问题
Right now, I'm trying to determine a method to measure the time that a particular function will take (something like pthread_create). Now, of course, these types of functions are extremely optimized to take as little time as possible; so little, in fact, that my timer that uses gettimeofday in userspace which measures in microseconds is unable to adequately measure anything.
Normally, if I could mess with the kernel, I'd use something like get_cycles to measure the raw number of cycles as a performance metric. However, I haven't found a way to do this in userspace.

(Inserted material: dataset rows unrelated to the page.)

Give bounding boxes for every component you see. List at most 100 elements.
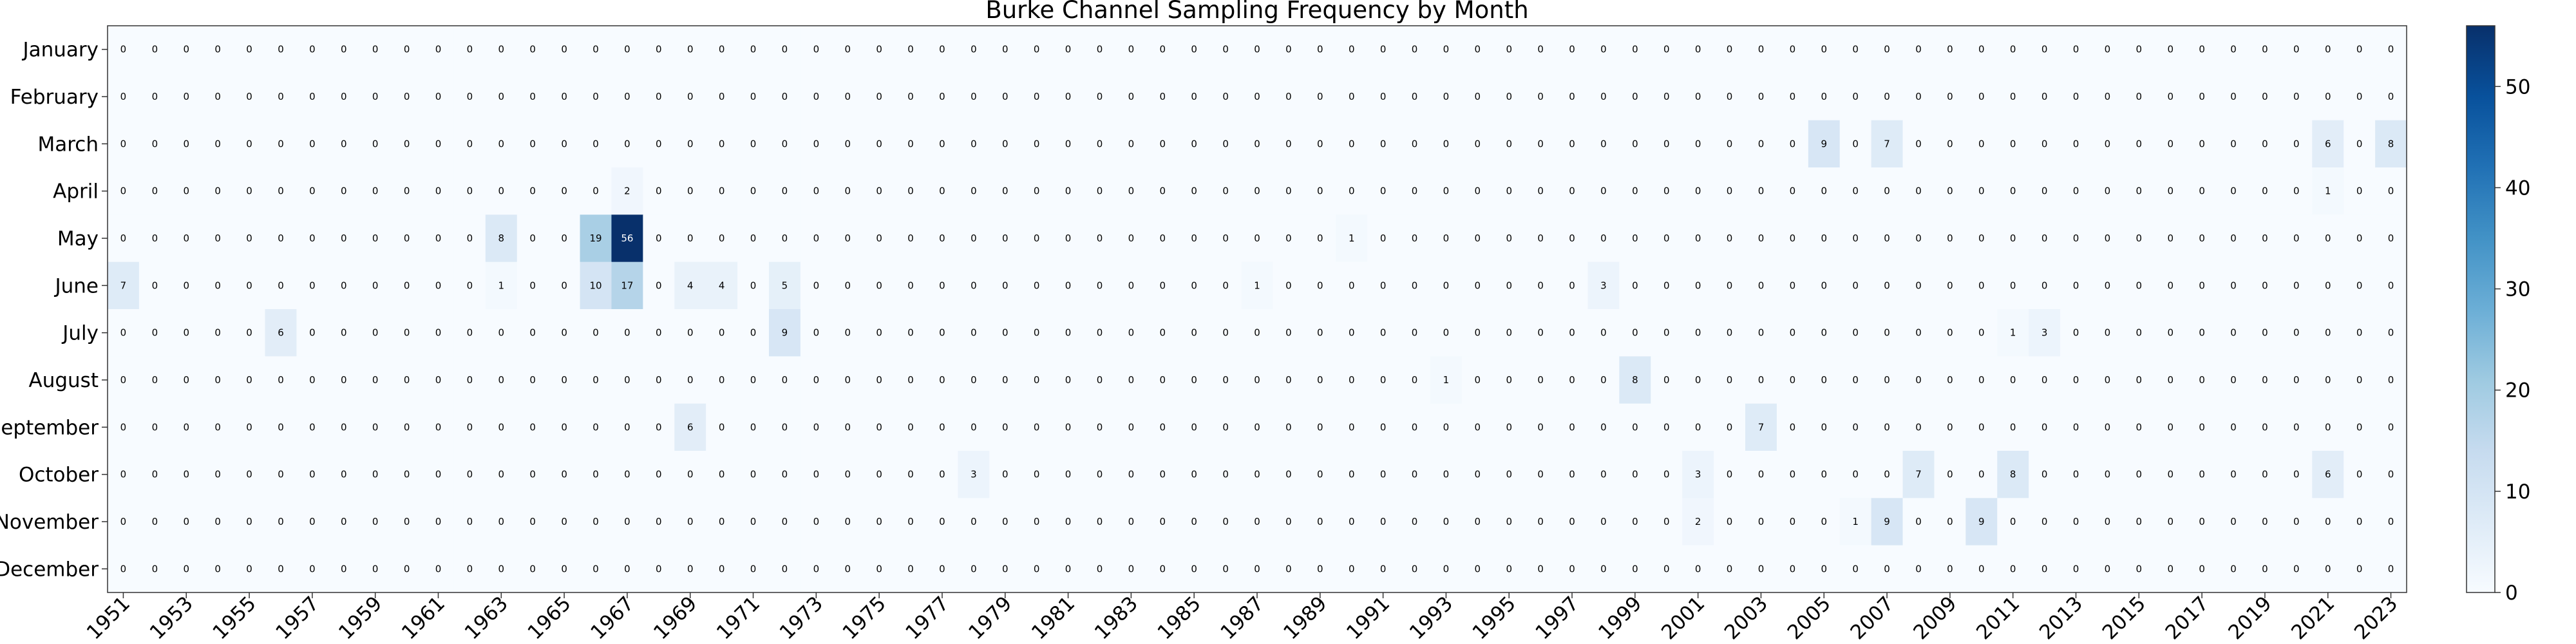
heatmap-cell-value: 0 <box>592 185 599 197</box>
heatmap-cell-value: 0 <box>309 279 316 291</box>
heatmap-cell-value: 0 <box>120 374 127 386</box>
heatmap-cell-value: 0 <box>1443 327 1450 339</box>
heatmap-cell-value: 0 <box>1978 279 1985 291</box>
heatmap-cell <box>2154 498 2187 546</box>
heatmap-cell <box>2060 545 2092 593</box>
heatmap-cell <box>202 356 234 404</box>
heatmap-cell-value: 0 <box>214 563 221 574</box>
heatmap-cell <box>674 403 706 451</box>
heatmap-cell <box>863 26 896 73</box>
heatmap-cell <box>1178 26 1211 73</box>
heatmap-cell <box>1493 73 1526 121</box>
heatmap-cell <box>1871 167 1904 215</box>
heatmap-cell <box>2154 120 2187 168</box>
heatmap-cell-value: 2 <box>1695 516 1701 527</box>
heatmap-cell <box>1052 261 1084 310</box>
heatmap-cell-value: 0 <box>2073 138 2079 149</box>
heatmap-cell-value: 0 <box>1191 185 1197 197</box>
heatmap-cell <box>1524 167 1557 215</box>
heatmap-cell-value: 0 <box>813 374 820 386</box>
heatmap-cell-value: 0 <box>1191 279 1197 291</box>
heatmap-cell-value: 0 <box>467 563 473 574</box>
heatmap-cell <box>2154 309 2187 357</box>
heatmap-cell <box>1997 120 2029 168</box>
heatmap-cell-value: 0 <box>183 374 189 386</box>
heatmap-cell-value: 0 <box>971 421 977 433</box>
heatmap-cell <box>2344 498 2376 546</box>
heatmap-cell <box>863 73 896 121</box>
heatmap-cell <box>1084 167 1116 215</box>
heatmap-cell-value: 0 <box>1537 44 1544 55</box>
heatmap-cell <box>1556 309 1589 357</box>
heatmap-cell <box>2375 309 2407 357</box>
heatmap-cell <box>485 309 518 357</box>
heatmap-cell-value: 0 <box>1285 185 1292 197</box>
heatmap-cell-value: 0 <box>592 374 599 386</box>
heatmap-cell <box>2249 73 2281 121</box>
heatmap-cell <box>643 214 675 263</box>
heatmap-cell <box>1839 403 1872 451</box>
heatmap-cell-value: 0 <box>719 563 725 574</box>
heatmap-cell-value: 0 <box>467 421 473 433</box>
heatmap-cell-value: 0 <box>782 469 788 480</box>
heatmap-cell-value: 0 <box>1317 516 1323 527</box>
heatmap-cell <box>138 214 171 263</box>
heatmap-cell <box>1021 214 1053 263</box>
x-tick-label: 2009 <box>1909 592 1961 644</box>
heatmap-cell <box>1587 545 1620 593</box>
heatmap-cell <box>1524 26 1557 73</box>
heatmap-cell <box>2091 545 2124 593</box>
heatmap-cell-value: 0 <box>907 232 914 244</box>
heatmap-cell-value: 0 <box>2262 421 2268 433</box>
heatmap-cell <box>1556 26 1589 73</box>
heatmap-cell <box>1461 167 1494 215</box>
heatmap-cell <box>170 309 203 357</box>
heatmap-cell <box>2186 214 2219 263</box>
heatmap-cell-value: 7 <box>1758 421 1765 433</box>
heatmap-cell-value: 0 <box>2293 185 2300 197</box>
heatmap-cell <box>1997 261 2029 310</box>
heatmap-cell-value: 0 <box>1191 91 1197 102</box>
heatmap-cell <box>1871 120 1904 168</box>
heatmap-cell-value: 0 <box>1632 327 1638 339</box>
heatmap-cell-labels: 0 0 0 0 0 0 0 0 0 0 0 0 0 0 0 0 0 0 0 0 0 0 0 0 0 0 0 0 0 0 0 0 0 0 0 0 0 0 0 0… <box>120 44 2394 575</box>
heatmap-cell-value: 0 <box>1537 232 1544 244</box>
heatmap-cell <box>611 214 643 263</box>
heatmap-cell-value: 0 <box>498 469 505 480</box>
heatmap-cell-value: 0 <box>2041 516 2048 527</box>
heatmap-cell-value: 0 <box>1191 327 1197 339</box>
heatmap-cell <box>895 403 927 451</box>
heatmap-cell-value: 0 <box>782 232 788 244</box>
heatmap-cell-value: 0 <box>624 563 630 574</box>
heatmap-cell-value: 0 <box>1852 138 1859 149</box>
heatmap-cell <box>548 120 581 168</box>
heatmap-cell <box>1934 451 1966 498</box>
heatmap-cell-value: 0 <box>1852 374 1859 386</box>
colorbar-tick-label: 30 <box>2505 278 2530 301</box>
heatmap-cell-value: 0 <box>2356 563 2363 574</box>
heatmap-cell-value: 0 <box>1663 469 1670 480</box>
heatmap-cell <box>108 403 140 451</box>
heatmap-cell-value: 0 <box>1443 185 1450 197</box>
heatmap-cell-value: 0 <box>1695 232 1701 244</box>
heatmap-cell-value: 0 <box>341 421 347 433</box>
heatmap-cell-value: 0 <box>624 91 630 102</box>
heatmap-cell <box>1336 545 1368 593</box>
heatmap-cell <box>674 167 706 215</box>
heatmap-cell-value: 0 <box>782 374 788 386</box>
heatmap-cell-value: 0 <box>1380 44 1387 55</box>
heatmap-cell-value: 0 <box>1600 232 1607 244</box>
heatmap-cell-value: 0 <box>309 44 316 55</box>
heatmap-cell <box>138 73 171 121</box>
heatmap-cell-value: 0 <box>309 327 316 339</box>
heatmap-cell-value: 0 <box>214 279 221 291</box>
heatmap-cell-value: 0 <box>561 421 567 433</box>
heatmap-cell <box>674 545 706 593</box>
heatmap-cell-value: 0 <box>341 185 347 197</box>
heatmap-cell <box>170 545 203 593</box>
heatmap-cell-value: 0 <box>2262 374 2268 386</box>
heatmap-cell <box>1084 120 1116 168</box>
heatmap-cell <box>989 167 1021 215</box>
heatmap-cell-value: 0 <box>1947 91 1953 102</box>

Is there a way to use get_cycles (or an equivalent) or some other higher precision timer I could use in userspace to measure extremely fast functions?
回答1:
clock_gettime
allows you to get a nanosecond-precise time from the thread start, process start or epoch.
回答2:
Use RDTSC (if you're on x86), or clock_gettime
unsigned long long cycleCount() {
asm ("rdtsc");
}
回答3:
Have you tried getting the time it takes to execute your function, say, 10000 times and taking the mean? That would save the bother of finding more accurate timing functions.
Having said that, this answer: Is gettimeofday() guaranteed to be of microsecond resolution? seems to indicate better functions to use than gettimeofday()
.
回答4:
My linux man page tells me
CONFORMING TO
SVr4, 4.3BSD. POSIX.1-2001 describes gettimeofday() but not settimeofday(). POSIX.1-2008 marks gettimeofday() as obsolete, recomending the use of clock_gettime(2) instead.